Have you ended up looking like a fool because you didn’t ask for help?
I took the car for a service this morning. Yes, I admit it, I volunteered for the job so that I didn’t have to do the school run. It wasn’t the local dealer – it was in a town around 20 miles away because my Yorkshireman-accountant-husband got a good deal…
When I went out to collect the courtesy car, I was asked if I would like to be “walked round” it. I declined – I’ve been driving Peugeots for many years and know where to find things. Big mistake. I spent the next five minutes in the dealership car park, working out where to plug in the sat nav. I bet they have a security camera in their office, watching fools like me who won’t accept help struggling to sort themselves out.
Looking like a fool?
The next challenge was when I had to put in some fuel. Could I open the fuel cap? After a further five minutes I was deciding whether to a) ring my husband, b) ask in the petrol station, or c) ring the dealership to ask how to do it when I gave it a push and, lo and behold, everything was alright. There were a number of men filling their cars giving me strange looks…
There are times when I will happily admit I don’t know what I am doing. One of them is in the field of technology. Believe it or not, I actually took a module in Music Technology as part of my degree. Sadly it was the lowest mark I received at university, but happily it didn’t count towards my final result.
Assistance with technology
Gemma, my Technology Manager, never makes me feel like an idiot for asking what must be to her very basic questions. I often email in a panic when I have lost a document, or my inbox has disappeared, and she is happy to help. Not only that, but she creates documents for my colleagues and I to help ourselves. It isn’t that she doesn’t want to bother a second (or third!) time, but that she empowers us to be able to be more independent in the future.
It makes me think about the well-known theory of men not wanting to ask for directions. Some men will happily drive around for an extra ten minutes as they do not wish to look foolish by not knowing where they are going. And I have spent many a time in the supermarket with my husband not wanting to ask where a hidden item is – he would rather search himself than seemingly admit defeat and check with an assistant.
So, is it about ego? I don’t want to admit I don’t know what I am doing, so I keep quiet and hope no-one notices me bumbling around. Or that I will show weakness to others by needing them? Or is it more in situations when I have been offered help and declined, like this morning, that I feel the need to save face by not asking again? I’m not sure.
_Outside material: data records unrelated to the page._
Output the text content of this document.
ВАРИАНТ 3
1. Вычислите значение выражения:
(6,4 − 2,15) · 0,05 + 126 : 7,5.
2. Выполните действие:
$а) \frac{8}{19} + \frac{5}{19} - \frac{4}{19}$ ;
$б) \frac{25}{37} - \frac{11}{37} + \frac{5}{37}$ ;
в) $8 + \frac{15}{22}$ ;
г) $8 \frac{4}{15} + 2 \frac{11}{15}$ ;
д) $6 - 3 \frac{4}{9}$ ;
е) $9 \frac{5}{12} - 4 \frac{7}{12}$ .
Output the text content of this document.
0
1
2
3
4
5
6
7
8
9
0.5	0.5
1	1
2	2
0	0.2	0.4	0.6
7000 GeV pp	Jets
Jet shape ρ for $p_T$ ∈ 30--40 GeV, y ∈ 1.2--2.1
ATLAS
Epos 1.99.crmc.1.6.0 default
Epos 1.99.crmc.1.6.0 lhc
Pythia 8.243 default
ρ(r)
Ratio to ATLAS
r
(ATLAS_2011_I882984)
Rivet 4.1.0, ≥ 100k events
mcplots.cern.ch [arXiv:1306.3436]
What I do know is that letting others in, and showing them that we don’t know it all, improves our relationships. People are not afraid to admit to us when they need assistance, and the myth that some people have perfect lives is dispensed with.
So, here is this week’s challenge: when someone offers to help, before immediately declining, stop and have a think. Will I truly lose face by accepting? Could it be of benefit to me? And how will it make the other person feel if I say yes? Please let me know how you get on.